Semenjak tahun 1950-an, perkembangan pariwisata yang pesat, beberapa tarian telah ditampilkan pada kegiatan di luar keagamaan dengan beberapa modifikasi.

Untuk itu, jika Anda lebih ingin mendalami mengenai tari bali, inilah saat yang tepat. Di bawah ini akan dijelaskan keseluruhannya.

Kategori Tari Bali

Kategori Tari Bali

Sebenarnya kategori atau genre tari Bali ini sama saja dengan tari tradisional yang lainnya. Mengapa? karena ada beberapa tari yang dikhususkan kegiatan tertentu.

Pada tanggal 29 November sampai dengan 4 Desember 2015 di Windhoek, Namibia, UNESCO telah mengakui tiga genre tarian tradisional khas Bali, Indonesia.

Tarian Bali sudah diusulkan semenjak 2011, dan resmi diakui pada tahun 2015.

Ini sebagai bentuk Warisan Budaya tak benda. Apa saja sih 3 kategori tari Bali sendiri?

Tari Bali dikategorikan menjadi 3 jenis yaitu:

  1. Wali adalah sebuah tari-tarian suci.
  2. Bebali adalah sebuah tarian semi-sakral.
  3. Balih-balihan adalah sebuah tarian untuk tujuan hiburan.

Tari Wali dan Bebali dapat ditarikan di tempat dan waktu tertentu.

Tari Wali dipentaskan di halaman bagian dalam pura dan tari bebali di halaman tengah (jaba tengah).

Sebaliknya tari balih-balihan ditarikan di halaman luar pura (jaba sisi) dalam acara yang bersifat hiburan.

Untuk penjelasan lebih lanjut mengenai kategori tari Bali adalah sebagai berikut ini.

1. Tari Wali

Tari Wali adalah sebuah tari-tarian suci yang dipentaskan pada setiap kegiatan upacara adat dan agama Hindu di Bali.

Di Pura, tarian ini dipentaskan di area terdalam pura (Jeroan). Adapun jenis tarian Wali adalah:

  • Rejang adalah tarian yang ditampilkan oleh wanita secara berkelompok di halaman pura saat berlangsungnya upacara. Tari Rejang memiliki gerakan sederhana dan lemah gemulai.
  • Baris adalah jenis tarian pria, ditarikan dengan gerakan yang maskulin. Berasal dari kata bebaris yang bermakna prajurit, tarian ini dibawakan secara berkelompok (8-40 penari).
  • Pendet adalah tarian pembuka upacara di Pura. Penari yang terdiri dari wanita dewasa menari sambil membawa sesajen. Gerakan tari ini lebih dinamis, kini Pendet telah dialihfungsikan untuk hiburan terutama penyambutan.
  • Sanghyang Dedari adalah tari yang memasukkan unsur-unsur kerasukan guna menghibur dewa-dewi, meminta berkat dan menolak bala.
  • Barong adalah seni tari yang menceritakan pertarungan antara kebajikan dan kejahatan. Tokoh utama adalah barong, hewan mistik yang diperankan 2 penari pria, satu memainkan kepala dan kaki depan, satunya lagi jadi kaki belakang dan ekor.

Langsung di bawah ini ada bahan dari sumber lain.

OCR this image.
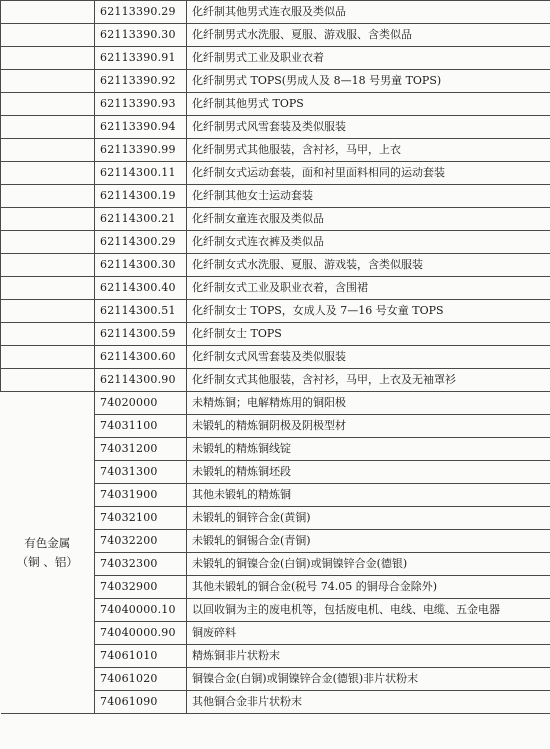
	62113390.29	化纤制其他男式连衣服及类似品
	62113390.30	化纤制男式水洗服、夏服、游戏服、含类似品
	62113390.91	化纤制男式工业及职业衣着
	62113390.92	化纤制男式 TOPS(男成人及 8—18 号男童 TOPS)
	62113390.93	化纤制其他男式 TOPS
	62113390.94	化纤制男式风雪套装及类似服装
	62113390.99	化纤制男式其他服装，含衬衫，马甲，上衣
	62114300.11	化纤制女式运动套装，面和衬里面料相同的运动套装
	62114300.19	化纤制其他女士运动套装
	62114300.21	化纤制女童连衣服及类似品
	62114300.29	化纤制女式连衣裤及类似品
	62114300.30	化纤制女式水洗服、夏服、游戏装，含类似服装
	62114300.40	化纤制女式工业及职业衣着，含围裙
	62114300.51	化纤制女士 TOPS，女成人及 7—16 号女童 TOPS
	62114300.59	化纤制女士 TOPS
	62114300.60	化纤制女式风雪套装及类似服装
	62114300.90	化纤制女式其他服装，含衬衫，马甲，上衣及无袖罩衫

有色金属
（铜 、铝）	74020000	未精炼铜；电解精炼用的铜阳极
	74031100	未锻轧的精炼铜阴极及阴极型材
	74031200	未锻轧的精炼铜线锭
	74031300	未锻轧的精炼铜坯段
	74031900	其他未锻轧的精炼铜
	74032100	未锻轧的铜锌合金(黄铜)
	74032200	未锻轧的铜锡合金(青铜)
	74032300	未锻轧的铜镍合金(白铜)或铜镍锌合金(德银)
	74032900	其他未锻轧的铜合金(税号 74.05 的铜母合金除外)
	74040000.10	以回收铜为主的废电机等，包括废电机、电线、电缆、五金电器
	74040000.90	铜废碎料
	74061010	精炼铜非片状粉末
	74061020	铜镍合金(白铜)或铜镍锌合金(德银)非片状粉末
	74061090	其他铜合金非片状粉末
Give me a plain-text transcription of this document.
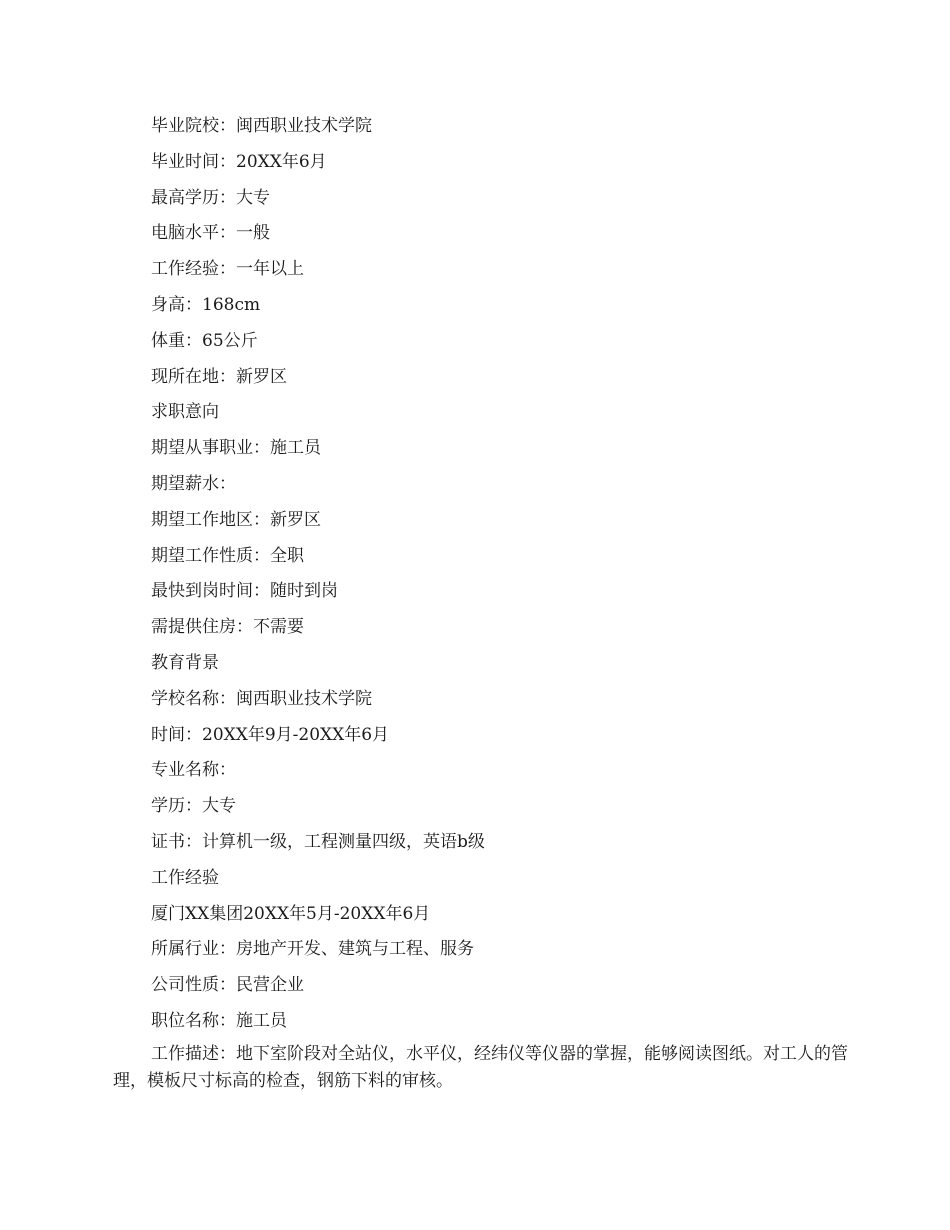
毕业院校：闽西职业技术学院
毕业时间：20XX年6月
最高学历：大专
电脑水平：一般
工作经验：一年以上
身高：168cm
体重：65公斤
现所在地：新罗区
求职意向
期望从事职业：施工员
期望薪水：
期望工作地区：新罗区
期望工作性质：全职
最快到岗时间：随时到岗
需提供住房：不需要
教育背景
学校名称：闽西职业技术学院
时间：20XX年9月-20XX年6月
专业名称：
学历：大专
证书：计算机一级，工程测量四级，英语b级
工作经验
厦门XX集团20XX年5月-20XX年6月
所属行业：房地产开发、建筑与工程、服务
公司性质：民营企业
职位名称：施工员
工作描述：地下室阶段对全站仪，水平仪，经纬仪等仪器的掌握，能够阅读图纸。对工人的管理，模板尺寸标高的检查，钢筋下料的审核。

Itulah tadi secara singkat penjelasan dan jenis tarian Wali dari Bali. Sudah paham akan materi tersebut? Jika belum silakan bertanya dikomentar.

2. Tari Bebali

Bebali adalah jenis tarian upacara, biasanya ditarikan di halaman tengah Pura. Tari ini sifatnya di antara sakral dan hiburan. Adapun jenis tarian Bebalian adalah:

  • Gambuh (Klungkung) adalah sendratari Bali yang tertua. Musik, literatur dan kosakata yang digunakan dalam tariannya diturunkan dari periode Majapahit di Pulau Jawa. Biasanya dipentaskan pada saat hari-hari besar dan upacara.
  • Topeng Sidhakarya/Topeng Pajegan (Tabanan) dilakukan oleh pertani bertopeng untuk menetralisir roh jahat.
  • Wayang Wong, Drama Tari (Buleleng) menggabungkan tarian, drama epik dan musik.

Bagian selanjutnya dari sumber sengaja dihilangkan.